Kompas.com - 26/07/2020, 13:52 WIB
Wijaya Kusuma,
David Oliver Purba

Tim Redaksi

YOGYAKARTA,KOMPAS.com - Peternak merupakan profesi yang kerap digeluti para pria.

Kesan kotor dan bau yang melekat membuat peternak belum menjadi salah satu profesi yang dicita-citakan.

Vita Krisnadewi, seorang ibu rumah tangga asal Kabupaten Sleman berani "menjerumuskan" diri ke profesi ini.

Perempuan kelahiran Kabupaten Bantul, 7 Mei 1976 ini menekuni peternakan kambing yang diberi nama Sinatria Farm.

Baca juga: Warga yang Depan Rumahnya Ditembok Tetangga karena Kotoran Ayam Menang di Pengadilan

Lokasi peternakan kambing milik Vita berada di Dero Wetan, Desa Harjobinangun, Kecamatan Pakem, Kabupaten Sleman.

Vita menceritakan awalnya bekerja sebagai dosen di Universitas Mulawarman, Kalimantan Timur. Saat itu statusnya sebagai Aparatur Negeri Sipil (ASN).

"Anak saya waktu itu sakit dan memang mengharuskan untuk fokus seminggu tiga kali ke (RS) Sardjito. Karena kondisinya seperti itu, saya kan enggak nyaman kalau menerima gaji buta ibaratnya," ujar Vita saat ditemui di Sinatria Farm, Jumat (24/7/2020).

Vita kemudian mengajukan cuti selama dua tahun. Namun, karena harus fokus pada penyembuhan anaknya, pada 2013 Vita memutuskan untuk berhenti dari Universitas Mulawarman.

Baca juga: Sapi Kurban 1,2 Ton Milik Jokowi Diberi Karpet Hitam Seharga Rp 2 Juta agar Tidur Nyenyak

Kemudian tahun 2016, anaknya sembuh dari sakit. Seiring kesembuhan itu, lulusan S1 Peternakan Universitas Gadjah Mada (UGM) ini merasa tidak ada kesibukan.

Kemudian, suaminya memberikan motivasi agar Vita melakukan kegiatan yang berkaitan dengan bidang ilmu yang ditekuninya, yakni peternakan.

"Suami bilang orang peternakan kok enggak ada ternak. Aktualisasi ilmu lah, kayak gitu kan. Ya saya sih mau-mau saja," ucapnya.

Pada tahun 2016, Ibu empat orang anak ini memulai usaha beternak kambing Etawa. Saat itu modal lebih kurang Rp 50 juta.

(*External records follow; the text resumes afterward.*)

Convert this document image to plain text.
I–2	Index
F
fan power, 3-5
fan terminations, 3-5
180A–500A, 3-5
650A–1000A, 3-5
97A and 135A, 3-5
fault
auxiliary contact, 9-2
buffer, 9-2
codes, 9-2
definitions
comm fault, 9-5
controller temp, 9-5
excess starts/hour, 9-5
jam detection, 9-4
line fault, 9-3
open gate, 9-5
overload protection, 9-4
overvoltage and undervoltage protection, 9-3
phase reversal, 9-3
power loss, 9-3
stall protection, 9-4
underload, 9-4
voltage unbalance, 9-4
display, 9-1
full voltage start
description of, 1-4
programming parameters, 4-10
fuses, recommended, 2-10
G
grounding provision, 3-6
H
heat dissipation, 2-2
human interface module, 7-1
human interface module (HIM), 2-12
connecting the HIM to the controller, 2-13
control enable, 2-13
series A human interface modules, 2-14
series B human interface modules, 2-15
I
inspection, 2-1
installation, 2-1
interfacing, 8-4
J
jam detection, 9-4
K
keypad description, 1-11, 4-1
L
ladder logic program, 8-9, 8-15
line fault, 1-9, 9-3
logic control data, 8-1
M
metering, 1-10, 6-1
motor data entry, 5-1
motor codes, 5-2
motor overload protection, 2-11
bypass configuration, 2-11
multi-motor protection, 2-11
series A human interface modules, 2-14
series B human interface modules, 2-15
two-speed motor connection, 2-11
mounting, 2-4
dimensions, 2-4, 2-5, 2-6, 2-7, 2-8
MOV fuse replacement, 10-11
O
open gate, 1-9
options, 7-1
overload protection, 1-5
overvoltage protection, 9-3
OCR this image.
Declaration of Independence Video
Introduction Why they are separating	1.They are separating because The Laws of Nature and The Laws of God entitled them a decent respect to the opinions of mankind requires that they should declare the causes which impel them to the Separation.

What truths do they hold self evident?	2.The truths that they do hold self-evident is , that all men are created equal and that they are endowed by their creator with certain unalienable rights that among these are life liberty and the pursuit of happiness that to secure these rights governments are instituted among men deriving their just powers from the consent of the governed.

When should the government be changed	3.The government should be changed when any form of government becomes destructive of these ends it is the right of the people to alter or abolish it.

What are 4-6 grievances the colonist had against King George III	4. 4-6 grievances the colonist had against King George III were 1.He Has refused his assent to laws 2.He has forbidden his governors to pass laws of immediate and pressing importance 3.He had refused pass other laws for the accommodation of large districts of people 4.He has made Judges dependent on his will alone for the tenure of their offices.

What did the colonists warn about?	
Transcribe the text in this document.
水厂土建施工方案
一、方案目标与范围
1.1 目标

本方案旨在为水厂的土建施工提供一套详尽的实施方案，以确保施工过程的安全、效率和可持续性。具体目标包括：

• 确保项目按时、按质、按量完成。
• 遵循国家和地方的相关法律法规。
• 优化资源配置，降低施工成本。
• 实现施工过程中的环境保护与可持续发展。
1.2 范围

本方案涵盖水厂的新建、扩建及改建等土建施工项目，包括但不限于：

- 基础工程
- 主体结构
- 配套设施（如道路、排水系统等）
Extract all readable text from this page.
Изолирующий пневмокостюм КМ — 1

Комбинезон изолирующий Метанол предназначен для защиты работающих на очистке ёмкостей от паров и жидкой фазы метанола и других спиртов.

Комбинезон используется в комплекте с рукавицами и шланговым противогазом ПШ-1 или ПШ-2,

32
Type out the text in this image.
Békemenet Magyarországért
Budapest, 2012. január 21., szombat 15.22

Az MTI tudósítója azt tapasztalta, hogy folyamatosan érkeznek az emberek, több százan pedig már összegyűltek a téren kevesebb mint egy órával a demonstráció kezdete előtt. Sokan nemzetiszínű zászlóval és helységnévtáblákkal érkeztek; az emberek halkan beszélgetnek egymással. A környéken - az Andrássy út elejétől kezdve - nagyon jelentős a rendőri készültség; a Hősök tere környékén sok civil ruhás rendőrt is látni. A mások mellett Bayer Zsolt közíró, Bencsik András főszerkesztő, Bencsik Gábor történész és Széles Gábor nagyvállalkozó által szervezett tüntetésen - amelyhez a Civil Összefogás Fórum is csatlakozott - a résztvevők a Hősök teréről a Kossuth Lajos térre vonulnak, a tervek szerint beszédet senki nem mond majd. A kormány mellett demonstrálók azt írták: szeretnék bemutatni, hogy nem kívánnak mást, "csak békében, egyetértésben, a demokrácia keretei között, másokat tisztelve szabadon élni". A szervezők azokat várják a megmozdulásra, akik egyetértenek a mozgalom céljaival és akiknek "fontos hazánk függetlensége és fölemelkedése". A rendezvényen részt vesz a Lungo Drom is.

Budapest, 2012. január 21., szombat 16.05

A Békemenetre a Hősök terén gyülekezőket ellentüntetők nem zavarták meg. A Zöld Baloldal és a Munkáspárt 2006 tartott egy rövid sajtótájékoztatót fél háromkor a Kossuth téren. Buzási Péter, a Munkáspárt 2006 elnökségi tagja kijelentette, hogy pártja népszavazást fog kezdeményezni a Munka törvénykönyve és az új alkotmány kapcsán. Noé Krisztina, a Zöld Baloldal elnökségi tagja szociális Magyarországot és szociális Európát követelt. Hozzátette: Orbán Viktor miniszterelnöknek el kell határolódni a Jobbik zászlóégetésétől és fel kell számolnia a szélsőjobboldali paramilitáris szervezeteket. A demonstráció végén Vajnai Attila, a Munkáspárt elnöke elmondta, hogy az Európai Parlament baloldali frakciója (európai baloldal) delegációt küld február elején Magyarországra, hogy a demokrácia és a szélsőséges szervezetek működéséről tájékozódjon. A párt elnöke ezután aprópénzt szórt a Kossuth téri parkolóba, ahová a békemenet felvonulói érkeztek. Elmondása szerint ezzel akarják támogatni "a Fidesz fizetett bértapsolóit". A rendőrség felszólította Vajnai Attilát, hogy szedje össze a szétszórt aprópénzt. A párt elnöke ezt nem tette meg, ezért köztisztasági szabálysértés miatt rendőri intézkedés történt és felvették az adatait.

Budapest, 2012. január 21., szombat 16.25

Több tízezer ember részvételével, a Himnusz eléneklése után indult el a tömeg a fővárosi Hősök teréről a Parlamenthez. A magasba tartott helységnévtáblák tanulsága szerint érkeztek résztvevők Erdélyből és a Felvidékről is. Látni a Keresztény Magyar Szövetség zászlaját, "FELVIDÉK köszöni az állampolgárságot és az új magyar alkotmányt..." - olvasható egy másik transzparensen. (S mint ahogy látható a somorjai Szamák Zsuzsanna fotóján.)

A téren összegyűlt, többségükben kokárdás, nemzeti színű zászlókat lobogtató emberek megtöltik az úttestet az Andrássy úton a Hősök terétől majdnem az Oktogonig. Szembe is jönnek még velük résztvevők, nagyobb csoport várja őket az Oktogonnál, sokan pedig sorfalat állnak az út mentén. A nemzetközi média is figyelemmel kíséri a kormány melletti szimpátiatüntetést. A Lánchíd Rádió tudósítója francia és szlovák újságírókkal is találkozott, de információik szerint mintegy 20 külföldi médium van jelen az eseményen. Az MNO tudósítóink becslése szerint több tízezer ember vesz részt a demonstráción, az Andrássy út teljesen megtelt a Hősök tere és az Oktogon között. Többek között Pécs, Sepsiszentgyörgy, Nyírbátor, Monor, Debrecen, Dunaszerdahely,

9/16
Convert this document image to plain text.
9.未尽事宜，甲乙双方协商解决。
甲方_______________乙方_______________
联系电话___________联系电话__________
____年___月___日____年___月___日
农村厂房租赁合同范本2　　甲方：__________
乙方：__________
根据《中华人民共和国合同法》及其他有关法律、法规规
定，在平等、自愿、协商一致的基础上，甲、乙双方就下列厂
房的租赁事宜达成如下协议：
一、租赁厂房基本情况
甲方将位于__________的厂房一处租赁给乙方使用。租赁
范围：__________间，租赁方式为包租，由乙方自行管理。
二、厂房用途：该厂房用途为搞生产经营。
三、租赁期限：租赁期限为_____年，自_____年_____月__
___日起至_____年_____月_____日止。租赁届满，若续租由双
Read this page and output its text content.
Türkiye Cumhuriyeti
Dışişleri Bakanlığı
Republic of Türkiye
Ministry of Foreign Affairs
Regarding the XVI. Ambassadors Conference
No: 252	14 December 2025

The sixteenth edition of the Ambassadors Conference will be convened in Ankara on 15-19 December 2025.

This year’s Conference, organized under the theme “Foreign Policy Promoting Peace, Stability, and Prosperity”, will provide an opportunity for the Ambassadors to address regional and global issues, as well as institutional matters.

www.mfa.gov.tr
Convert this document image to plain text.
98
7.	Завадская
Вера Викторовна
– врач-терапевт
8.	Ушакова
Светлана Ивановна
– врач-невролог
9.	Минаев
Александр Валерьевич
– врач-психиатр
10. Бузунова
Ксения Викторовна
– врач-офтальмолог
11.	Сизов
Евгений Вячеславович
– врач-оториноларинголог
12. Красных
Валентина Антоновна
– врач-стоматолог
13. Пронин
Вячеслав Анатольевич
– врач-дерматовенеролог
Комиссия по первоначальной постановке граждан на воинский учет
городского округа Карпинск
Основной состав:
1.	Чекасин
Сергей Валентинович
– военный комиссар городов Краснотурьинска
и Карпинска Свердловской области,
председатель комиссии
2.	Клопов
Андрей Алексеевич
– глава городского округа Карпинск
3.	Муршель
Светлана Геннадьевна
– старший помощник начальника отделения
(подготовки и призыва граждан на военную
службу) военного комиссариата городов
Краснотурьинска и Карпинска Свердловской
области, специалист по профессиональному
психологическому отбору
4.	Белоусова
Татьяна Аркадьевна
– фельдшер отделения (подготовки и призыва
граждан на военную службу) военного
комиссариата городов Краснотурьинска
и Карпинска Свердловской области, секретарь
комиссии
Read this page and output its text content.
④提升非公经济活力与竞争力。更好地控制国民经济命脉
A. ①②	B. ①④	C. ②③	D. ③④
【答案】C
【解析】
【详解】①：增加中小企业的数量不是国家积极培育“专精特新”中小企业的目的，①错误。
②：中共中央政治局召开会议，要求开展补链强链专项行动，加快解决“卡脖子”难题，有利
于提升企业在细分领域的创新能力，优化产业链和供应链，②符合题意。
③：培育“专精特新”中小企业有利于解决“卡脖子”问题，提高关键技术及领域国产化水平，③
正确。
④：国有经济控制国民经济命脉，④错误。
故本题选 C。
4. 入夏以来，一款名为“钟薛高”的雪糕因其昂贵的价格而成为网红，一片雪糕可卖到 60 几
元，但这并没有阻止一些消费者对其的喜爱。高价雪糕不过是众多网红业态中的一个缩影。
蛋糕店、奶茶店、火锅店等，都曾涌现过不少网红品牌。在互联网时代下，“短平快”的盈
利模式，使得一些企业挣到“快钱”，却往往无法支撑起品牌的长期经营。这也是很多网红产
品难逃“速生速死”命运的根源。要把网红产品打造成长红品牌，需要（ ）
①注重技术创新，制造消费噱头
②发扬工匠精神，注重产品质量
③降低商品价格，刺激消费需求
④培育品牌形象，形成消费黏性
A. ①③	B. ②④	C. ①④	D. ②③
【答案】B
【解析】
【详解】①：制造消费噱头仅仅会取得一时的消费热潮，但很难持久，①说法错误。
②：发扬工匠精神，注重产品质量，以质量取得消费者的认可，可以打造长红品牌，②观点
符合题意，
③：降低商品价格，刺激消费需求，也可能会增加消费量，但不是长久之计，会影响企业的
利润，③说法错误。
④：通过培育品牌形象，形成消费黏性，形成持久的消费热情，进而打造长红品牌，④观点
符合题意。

Di awal usahanya, Vita memanfaatkan kandang shelter di Cangkringan, Sleman. Kambing-kambing milik Vita saat itu dipasrahkan kepada seseorang agar dirawat.

Usahanya beternak tidak semulus yang dibayangkan. Pada tahun 2017, usaha yang ditekuni oleh Vita mengalami kejatuhan.

Mengalami situasi yang tidak diharapkan, Ibu rumah tangga yang tinggal di Candran, Desa Sidoarum, Kecamatan Godean, Sleman ini kemudian melakukan evaluasi.

"Saya mengevalusai diri, oh berarti kalau kita menaruh uang untuk ternak itu enggak bisa, walaupun dia ahlinya ahli sekalipun. Kita enggak bisa kalau kemudian kita enggak memantau langsung, ini menjadi pelajaran bagi saya," ucap dia.

Melihat istrinya gagal, tak membuat M Rozai, suami Vita meminta wanita ini berhenti. Rozai justru menantang Vita untuk kembali merintis usaha peternakan.

"Suami saya tanya, 'terus gitu nyerah?', saya kan belum pernah kehilangan uang sebanyak itu. Ya saya sebetulnya enggak nyerah seandainya dananya ada," urainya.

"Suami saya bilang, 'yang namanya uang itu mengikuti ide. Punya ide apa?'" ujar Vita mengulang perkataan suaminya.

 

Vita kemudian membuat rancangan yang kemudian disampaikan kepada suaminya.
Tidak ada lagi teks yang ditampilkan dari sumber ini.